Nonetheless, here’s the problem that we need to solve: we want to create another variable many_lists_lenght that takes on the following form:

[[accession, sequence length, sequence], [accession, sequence length, sequence], ...]

In other words, there is no need to modify the many_lists variable itself (not to mention that you will also need to re-use this variable later on)! Rather, we can apply our knowledge of list indices to get many_lists_lenght!

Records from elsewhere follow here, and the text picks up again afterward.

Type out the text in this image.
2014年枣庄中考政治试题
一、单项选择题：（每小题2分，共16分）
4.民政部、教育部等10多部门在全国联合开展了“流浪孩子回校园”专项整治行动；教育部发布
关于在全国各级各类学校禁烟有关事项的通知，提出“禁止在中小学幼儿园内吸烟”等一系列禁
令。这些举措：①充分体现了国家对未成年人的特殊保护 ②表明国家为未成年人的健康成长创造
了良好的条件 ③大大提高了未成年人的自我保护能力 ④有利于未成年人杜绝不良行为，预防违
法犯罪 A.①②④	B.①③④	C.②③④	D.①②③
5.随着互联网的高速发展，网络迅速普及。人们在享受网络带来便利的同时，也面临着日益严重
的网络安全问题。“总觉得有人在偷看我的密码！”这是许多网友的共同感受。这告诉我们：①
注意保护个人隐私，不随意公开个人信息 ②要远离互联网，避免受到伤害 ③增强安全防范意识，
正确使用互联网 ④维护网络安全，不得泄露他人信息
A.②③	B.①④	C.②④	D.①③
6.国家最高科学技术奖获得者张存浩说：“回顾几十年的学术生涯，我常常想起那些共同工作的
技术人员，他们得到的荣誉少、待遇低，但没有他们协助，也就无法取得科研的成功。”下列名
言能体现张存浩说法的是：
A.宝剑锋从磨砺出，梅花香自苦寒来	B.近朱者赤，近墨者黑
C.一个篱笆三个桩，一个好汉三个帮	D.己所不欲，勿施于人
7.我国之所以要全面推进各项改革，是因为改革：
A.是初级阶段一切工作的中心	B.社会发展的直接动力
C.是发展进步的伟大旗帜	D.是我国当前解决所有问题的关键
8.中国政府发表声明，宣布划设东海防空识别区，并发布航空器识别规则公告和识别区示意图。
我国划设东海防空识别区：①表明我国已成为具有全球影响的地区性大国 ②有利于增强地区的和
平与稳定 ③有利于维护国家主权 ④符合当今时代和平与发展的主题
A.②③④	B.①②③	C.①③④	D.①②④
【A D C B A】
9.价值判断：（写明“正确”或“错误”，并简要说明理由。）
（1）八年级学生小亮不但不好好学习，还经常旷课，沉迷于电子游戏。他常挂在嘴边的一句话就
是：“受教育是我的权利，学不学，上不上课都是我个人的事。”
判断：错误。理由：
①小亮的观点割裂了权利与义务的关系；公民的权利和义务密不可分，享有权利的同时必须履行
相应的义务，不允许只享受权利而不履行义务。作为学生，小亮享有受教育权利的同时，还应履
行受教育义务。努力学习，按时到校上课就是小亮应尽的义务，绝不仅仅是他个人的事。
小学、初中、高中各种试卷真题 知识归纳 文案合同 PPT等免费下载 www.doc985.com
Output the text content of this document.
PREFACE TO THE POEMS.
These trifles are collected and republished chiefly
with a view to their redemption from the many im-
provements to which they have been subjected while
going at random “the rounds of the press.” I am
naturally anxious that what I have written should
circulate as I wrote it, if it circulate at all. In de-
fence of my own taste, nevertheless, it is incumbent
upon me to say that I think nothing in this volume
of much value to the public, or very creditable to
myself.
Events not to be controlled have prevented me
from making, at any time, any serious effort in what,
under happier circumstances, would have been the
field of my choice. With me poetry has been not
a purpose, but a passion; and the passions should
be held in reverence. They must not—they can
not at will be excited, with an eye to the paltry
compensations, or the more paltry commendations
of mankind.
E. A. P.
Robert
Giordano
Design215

From inspection, it looks like we need to extract the first and the last element of each sublist of many_lists - we can do this using a for loop:

for i in many_lists:
  accession, sequence, sequenceLength = i[0], i[-1], len(i[-1])
  # Rest of my code here...

But before that, let’s not forget to define the many_lists_lenght variable first:

many_lists_lenght = []

for i in many_lists:
  accession, sequence, sequenceLength = i[0], i[-1], len(i[-1])
  # Rest of my code here...

And since many_lists_lenght is a list of lists (i.e., like many_lists), we can also create a temporary list tempList to store the contents of the sublists of many_lists_lenght. We can use the .append() method from the list class to do so, after which we can then re-use the same method to store tempList into many_lists_lenght:

many_lists_lenght = []

for i in many_lists:
  tempList = []
  accession, sequence, sequenceLength = i[0], i[-1], len(i[-1])
  tempList.append(accession)
  tempList.append(sequenceLength) 
  tempList.append(sequence)
  many_lists_lenght.append(tempList)

And there is the first part of the problem done! Granted - the code above is a little verbose, but it does get the job done!

10.1.1 A more concise approach

Interestingly, the same problem can also be solved in one line of code:

many_lists_length = [[i[0], len(i[-1]), i[-1]] for i in many_lists] 

Here, the general idea described above is still the same, albeit list comprehension was used to make things more concise!